Slower but always real words!

from nltk.stem import PorterStemmer, WordNetLemmatizer
from nltk.tokenize import word_tokenize
import nltk

nltk.download('wordnet')

sentence = "The children are playing happily while their teacher watches them."

# Create stemmer and lemmatizer
stemmer = PorterStemmer()
lemmatizer = WordNetLemmatizer()

# Tokenize the sentence
tokens = word_tokenize(sentence)

# Apply stemming and lemmatization to each token
stems = [stemmer.stem(word) for word in tokens]
lemmas = [lemmatizer.lemmatize(word) for word in tokens]
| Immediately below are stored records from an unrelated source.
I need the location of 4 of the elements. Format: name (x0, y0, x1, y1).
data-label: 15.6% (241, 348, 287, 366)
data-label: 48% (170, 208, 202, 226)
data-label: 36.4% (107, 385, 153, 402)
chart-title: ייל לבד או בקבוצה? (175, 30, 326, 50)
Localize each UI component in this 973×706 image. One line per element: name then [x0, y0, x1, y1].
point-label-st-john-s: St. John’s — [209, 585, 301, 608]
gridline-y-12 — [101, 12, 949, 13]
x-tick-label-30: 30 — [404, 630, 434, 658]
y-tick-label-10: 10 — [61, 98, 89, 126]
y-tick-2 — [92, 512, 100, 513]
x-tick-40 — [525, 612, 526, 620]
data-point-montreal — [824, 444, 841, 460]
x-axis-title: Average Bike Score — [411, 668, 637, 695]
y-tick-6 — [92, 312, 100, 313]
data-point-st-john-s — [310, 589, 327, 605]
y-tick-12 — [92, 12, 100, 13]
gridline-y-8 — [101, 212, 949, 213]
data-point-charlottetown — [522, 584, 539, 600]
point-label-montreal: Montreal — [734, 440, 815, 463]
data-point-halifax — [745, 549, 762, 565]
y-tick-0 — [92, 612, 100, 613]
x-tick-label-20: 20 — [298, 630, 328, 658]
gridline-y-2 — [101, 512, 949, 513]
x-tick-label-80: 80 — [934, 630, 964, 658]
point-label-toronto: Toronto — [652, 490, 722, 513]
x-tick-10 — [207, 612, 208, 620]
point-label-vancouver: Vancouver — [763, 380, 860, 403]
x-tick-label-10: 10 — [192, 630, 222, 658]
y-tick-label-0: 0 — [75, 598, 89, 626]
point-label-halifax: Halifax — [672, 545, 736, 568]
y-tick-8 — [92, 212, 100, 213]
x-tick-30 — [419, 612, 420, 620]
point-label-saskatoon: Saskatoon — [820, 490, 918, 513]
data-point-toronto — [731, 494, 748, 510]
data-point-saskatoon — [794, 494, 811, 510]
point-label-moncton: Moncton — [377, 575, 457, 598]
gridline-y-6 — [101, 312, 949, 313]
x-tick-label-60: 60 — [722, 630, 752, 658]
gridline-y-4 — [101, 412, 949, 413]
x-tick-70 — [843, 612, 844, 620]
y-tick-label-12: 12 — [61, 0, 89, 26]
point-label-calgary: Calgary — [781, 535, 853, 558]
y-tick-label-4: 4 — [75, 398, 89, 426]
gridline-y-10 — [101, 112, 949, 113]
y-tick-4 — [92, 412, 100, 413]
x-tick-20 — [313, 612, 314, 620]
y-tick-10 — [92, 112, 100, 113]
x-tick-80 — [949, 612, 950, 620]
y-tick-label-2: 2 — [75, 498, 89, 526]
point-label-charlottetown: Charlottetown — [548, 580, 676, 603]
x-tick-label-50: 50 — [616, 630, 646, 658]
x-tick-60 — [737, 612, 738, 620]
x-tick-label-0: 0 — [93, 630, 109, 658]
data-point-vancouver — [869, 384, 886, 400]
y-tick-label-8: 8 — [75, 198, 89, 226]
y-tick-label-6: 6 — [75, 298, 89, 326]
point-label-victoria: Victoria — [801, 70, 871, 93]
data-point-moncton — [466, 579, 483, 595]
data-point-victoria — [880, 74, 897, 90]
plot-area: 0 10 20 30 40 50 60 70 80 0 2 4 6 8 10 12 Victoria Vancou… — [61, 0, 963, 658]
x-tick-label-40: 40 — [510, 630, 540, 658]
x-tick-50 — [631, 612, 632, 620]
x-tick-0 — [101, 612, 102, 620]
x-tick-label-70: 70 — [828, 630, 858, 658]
print("Original:", tokens)
print("Stems:", stems)
print("Lemmas:", lemmas)

# Output:
# Original: ['The', 'children', 'are', 'playing', 'happily', 'while', 'their', 'teacher', 'watches', 'them', '.']
# Stems:    ['the', 'children', 'are', 'play', 'happili', 'while', 'their', 'teacher', 'watch', 'them', '.']
#           Note: 'happili' is not a real word! ❌
# Lemmas:   ['The', 'child', 'are', 'playing', 'happily', 'while', 'their', 'teacher', 'watch', 'them', '.']
#           Note: 'children' → 'child' (proper!) ✅

🚫 Common Mistakes in NLP Basics

💭 Short reflection

In one sentence: when would you choose lemmatization over stemming for a sentiment or search application?

✅ CORE (Must know)

📚 NON-CORE (Good to know)

Chapter 7: Summary - NLP Pipeline

📋 Complete NLP Preprocessing Pipeline

1
Tokenization

Break text into individual words/tokens

2
Lowercasing

"Hello" and "hello" should be the same word

3
Remove Stop Words

Remove common words like "the", "is", "and"

4
Stemming/Lemmatization

Reduce words to their root form

5
Vectorization (TF-IDF)

Convert text to numbers for ML

Concept What It Does Example
Tokenization Splits text into words "Hello world" → ["Hello", "world"]
POS Tagging Labels word types "run" → VB (verb)
NER Finds named entities "Elon" → PERSON
TF-IDF Measures word importance Unique words get high scores
Stemming Chops word endings "running" → "run"
Lemmatization Finds proper root "better" → "good"

🎉 Congratulations!

You now understand the basics of NLP!

These techniques power chatbots, search engines, and AI assistants!